Welcome to 1968! It’s a year of big changes in comics. Wonder Woman is going to lose her powers and her costume. Aquaman will begin a months-long quest for Mera, with art by Jim Aparo, and And while Silver Age greats like the The Challengers of the Unknown would soon fade away, the Doom Patrol would die, and Rip Hunter had already been canceled, over at Marvel, Iron Man, Captain America, The Hulk and The Sub-Mariner all premiered in their own titles. Within a year, Green Arrow would his fortune and become a hard traveling hero. Dick Grayson would go off to college. Neal Adams would take over the X-Men, too late to save their title. It was a time of change. Indeed, a house ad from DC, appearing in December, 1967’s Adventure Comics #363, heralded “New Things Are Coming from DC!”
How’s that for a cumbersome title? But it says what the story is, and, while it might feel like filler in the midst of a series of stories building towards a confrontation with the Time Trapper, it is firmly a part of that epic, built around the Legion’s plans to confront the villain.
Left with the Super-Pets to guard the clubhouse while the Legionnaires fly off to try and break the Iron Curtain of Time, Proty decides he wants to be a member of their group. (Does anyone else find it odd that the Legion brings in the animals to guard the clubhouse, when the Substitutes are available? Seems a little insulting.)

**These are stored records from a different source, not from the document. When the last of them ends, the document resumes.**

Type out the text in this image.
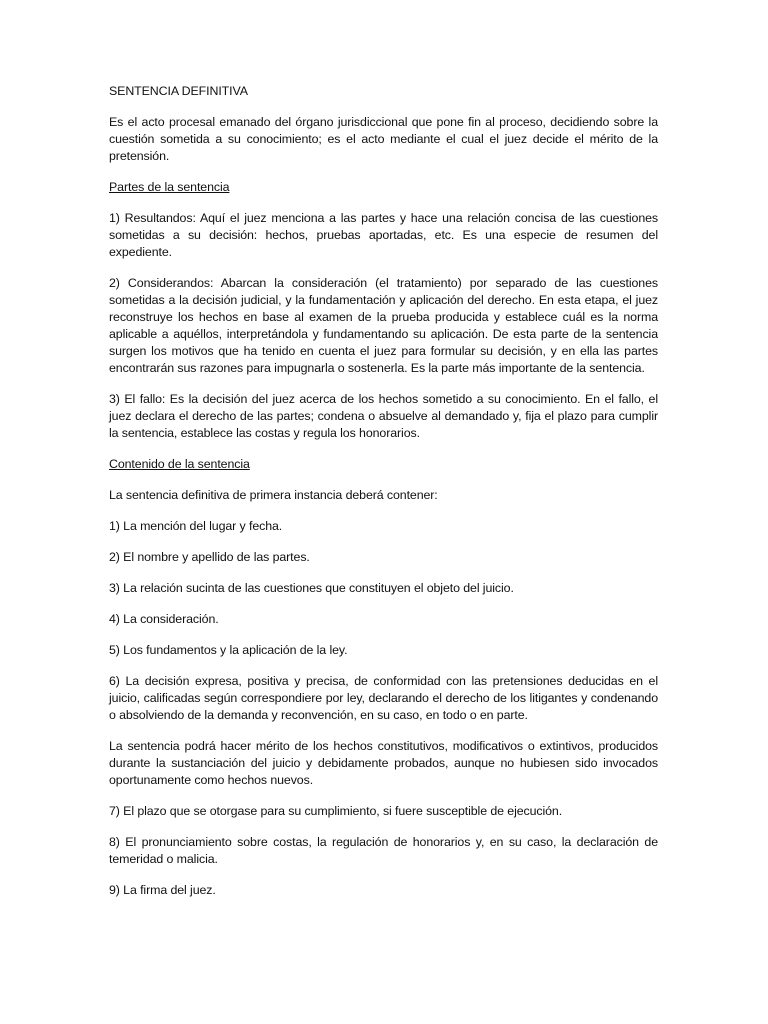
SENTENCIA DEFINITIVA

Es el acto procesal emanado del órgano jurisdiccional que pone fin al proceso, decidiendo sobre la cuestión sometida a su conocimiento; es el acto mediante el cual el juez decide el mérito de la pretensión.

Partes de la sentencia

1) Resultandos: Aquí el juez menciona a las partes y hace una relación concisa de las cuestiones sometidas a su decisión: hechos, pruebas aportadas, etc. Es una especie de resumen del expediente.

2) Considerandos: Abarcan la consideración (el tratamiento) por separado de las cuestiones sometidas a la decisión judicial, y la fundamentación y aplicación del derecho. En esta etapa, el juez reconstruye los hechos en base al examen de la prueba producida y establece cuál es la norma aplicable a aquéllos, interpretándola y fundamentando su aplicación. De esta parte de la sentencia surgen los motivos que ha tenido en cuenta el juez para formular su decisión, y en ella las partes encontrarán sus razones para impugnarla o sostenerla. Es la parte más importante de la sentencia.

3) El fallo: Es la decisión del juez acerca de los hechos sometido a su conocimiento. En el fallo, el juez declara el derecho de las partes; condena o absuelve al demandado y, fija el plazo para cumplir la sentencia, establece las costas y regula los honorarios.

Contenido de la sentencia

La sentencia definitiva de primera instancia deberá contener:

1) La mención del lugar y fecha.

2) El nombre y apellido de las partes.

3) La relación sucinta de las cuestiones que constituyen el objeto del juicio.

4) La consideración.

5) Los fundamentos y la aplicación de la ley.

6) La decisión expresa, positiva y precisa, de conformidad con las pretensiones deducidas en el juicio, calificadas según correspondiere por ley, declarando el derecho de los litigantes y condenando o absolviendo de la demanda y reconvención, en su caso, en todo o en parte.

La sentencia podrá hacer mérito de los hechos constitutivos, modificativos o extintivos, producidos durante la sustanciación del juicio y debidamente probados, aunque no hubiesen sido invocados oportunamente como hechos nuevos.

7) El plazo que se otorgase para su cumplimiento, si fuere susceptible de ejecución.

8) El pronunciamiento sobre costas, la regulación de honorarios y, en su caso, la declaración de temeridad o malicia.

9) La firma del juez.
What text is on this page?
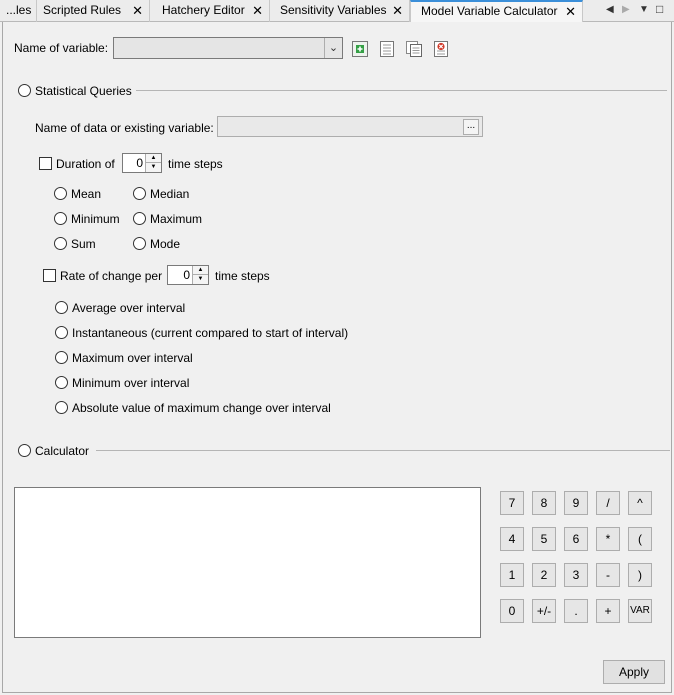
...les Scripted Rules ✕	Hatchery Editor ✕	Sensitivity Variables ✕	Model Variable Calculator ✕	◀ ▶ ▼ □
Name of variable:	⌄
Statistical Queries
Name of data or existing variable:	...
Duration of 0	▲
▼ time steps
Mean	Median
Minimum	Maximum
Sum	Mode
Rate of change per 0	▲
▼ time steps
Average over interval
Instantaneous (current compared to start of interval)
Maximum over interval
Minimum over interval
Absolute value of maximum change over interval
Calculator
7	8	9	/	^
4	5	6	*	(
1	2	3	-	)
0	+/-	.	+	VAR
Apply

Seven months out from the premiere of its own series, the Legion adds yet another associate legion to their mythos. The last one was villainous. This one isn’t even human. (Okay, eventually the Legion wouldn’t be all human either, but those days are far off! Begs the question, though, why couldn’t the super-animals just be regular Legionnaires? You may laugh, but I have had three colleagues, dogs, who were considered members of the Fire Department.)
Jerry Siegel co-creates the Super-Pets, appropriately with primo Super-artist Curt Swan, drawing the teen Legionnaires for the first time. (His first Legion story was “The Legion of Super-Villains,” in which they were adults.)